Hardly any maths is to be found in this book, including posterior derivations. Which is unsurprising given the declared intent of the author. And the use of Stan. And the above quotes, the second one being the last sentence of the book. Most derivations and prior modellings are hidden in the R or Stan code. As should be obvious from, e.g., our own Bayesian Essentials with R, this is not an approach I am quite comfortable with, simply because I feel that some level of abstraction helps better in providing a general guidance than an extensive array of examples. However, despite or because of this different perspective, Statistical Rethinking remains an impressive book that I do not hesitate recommending for prospective data analysts and applied statisticians!

February 27, 2017 at 3:33 pm

After reading the book I find this a very good review.

April 7, 2016 at 1:54 pm

Christian, I don’t think this book is intended for the audience your books target. Having attended your lectures and read your books, I can tell you for sure that no non-statistician I know (well, maybe one or two) would be able to follow your books. The presence of mathematical derivations in McElreath’s would have alienated the audience.

April 7, 2016 at 1:59 pm

Thanks, Shravan. I agree with you that non-statisticians would have a hard time with our books!! Now, it could also be hard for non-statisticians to gather enough from McElreath’s book to safely engage into active statistical practice beyond reproducing the available examples. But this remark presumably mostly reflects upon my formalised approach to everything in life. Or mostly everything.

April 7, 2016 at 8:04 pm

There is an intermediate type of person who can go partway from being a non-statistician to being able to do standard analyses competently. For that kind of person, McElreath’s book is going to be a great entry point. Such people would never read BDA3 or your books but can still get remarkably far without having to deal with most of the math. And a lot of people spend their entire lives doing the same type of analysis again and again and again; they just need to learn one trick, and that trick is hierarchical linear modeling.

April 7, 2016 at 8:23 pm

This is a strong feature of the book, this huge coverage of hierarchical models. Impressive, really!

April 12, 2016 at 8:16 pm

Thanks for your comments, Christian. I have second-guessed every choice in the book, so I appreciate reading you echo some of the issues that still worry me. I had a section on concentration of measure at one point, but test readers were utterly baffled. Hopefully readers will not hate me too much when they move on to other books and find that I’ve omitted such things.

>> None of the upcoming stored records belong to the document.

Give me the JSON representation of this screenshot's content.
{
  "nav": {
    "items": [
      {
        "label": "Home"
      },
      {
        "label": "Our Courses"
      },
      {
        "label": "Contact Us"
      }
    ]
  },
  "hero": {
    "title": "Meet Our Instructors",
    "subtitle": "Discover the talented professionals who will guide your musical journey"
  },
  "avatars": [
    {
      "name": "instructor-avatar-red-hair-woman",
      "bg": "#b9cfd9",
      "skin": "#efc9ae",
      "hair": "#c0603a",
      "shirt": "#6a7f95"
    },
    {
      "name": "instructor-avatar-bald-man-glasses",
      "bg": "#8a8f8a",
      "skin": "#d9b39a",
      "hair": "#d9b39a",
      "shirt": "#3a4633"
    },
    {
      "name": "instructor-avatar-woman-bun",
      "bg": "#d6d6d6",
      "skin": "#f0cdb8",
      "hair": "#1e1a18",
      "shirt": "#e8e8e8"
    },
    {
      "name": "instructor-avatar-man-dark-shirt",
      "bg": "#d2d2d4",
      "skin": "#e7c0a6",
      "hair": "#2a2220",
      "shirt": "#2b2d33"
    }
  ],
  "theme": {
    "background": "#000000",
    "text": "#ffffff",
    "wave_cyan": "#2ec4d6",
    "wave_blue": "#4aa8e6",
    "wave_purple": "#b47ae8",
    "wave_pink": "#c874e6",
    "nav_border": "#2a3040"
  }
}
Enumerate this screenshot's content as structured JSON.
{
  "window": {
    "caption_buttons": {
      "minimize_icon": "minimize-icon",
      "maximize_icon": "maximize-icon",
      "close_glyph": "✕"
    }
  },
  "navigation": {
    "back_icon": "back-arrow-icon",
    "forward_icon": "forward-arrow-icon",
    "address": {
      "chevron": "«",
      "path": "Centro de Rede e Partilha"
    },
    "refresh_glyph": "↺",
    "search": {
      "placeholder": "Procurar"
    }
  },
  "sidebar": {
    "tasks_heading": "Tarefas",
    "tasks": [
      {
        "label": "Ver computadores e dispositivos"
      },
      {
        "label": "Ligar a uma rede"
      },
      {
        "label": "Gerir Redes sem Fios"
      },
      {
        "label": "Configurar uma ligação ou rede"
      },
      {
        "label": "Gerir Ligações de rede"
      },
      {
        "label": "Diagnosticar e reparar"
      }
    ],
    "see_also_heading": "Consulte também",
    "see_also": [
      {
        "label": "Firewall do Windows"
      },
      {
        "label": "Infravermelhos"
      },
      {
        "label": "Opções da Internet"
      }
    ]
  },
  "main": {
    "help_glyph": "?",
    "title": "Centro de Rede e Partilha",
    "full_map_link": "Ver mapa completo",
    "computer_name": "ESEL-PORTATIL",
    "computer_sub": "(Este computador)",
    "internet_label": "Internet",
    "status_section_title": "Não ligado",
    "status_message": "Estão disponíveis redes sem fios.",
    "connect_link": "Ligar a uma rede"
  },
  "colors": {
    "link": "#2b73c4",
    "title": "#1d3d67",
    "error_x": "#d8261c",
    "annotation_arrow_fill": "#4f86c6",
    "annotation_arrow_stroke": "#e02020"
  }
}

April 12, 2016 at 10:01 pm

I have no worries about readers being unhappy with you! They will have built their Bayesian intuition on a nice collection of models and started wondering about the why as much as the how of Bayesian fundamentals, so will be well prepared for more theoretical books. If needed. Congrats!

April 7, 2016 at 2:34 am

[…] article was first published on R – Xi’an’s Og , and kindly contributed […]

April 6, 2016 at 1:24 pm

I really love this book, it’s really a joy to read and unlike most statistics books it is explicitly meant to be read as a narrative. I also think it fills a neglected niche in the market for statistics books that deal with teaching through doing rather than proof.

Don’t get me wrong, mathematics is required to do this task well, but a book like this can serve as a graceful entry into the field.

April 6, 2016 at 1:45 pm

I completely agree with the joy to read and the feeling of a unifying narrative!

April 6, 2016 at 4:47 am

Thanks for review. Book comes at a hefty price. Guess I’ll limp along with older and cheaper sources.

April 6, 2016 at 8:51 am

’tis true that the book currently costs $20-$30 more than comparable books like BDA. I never understood how publishers set their price.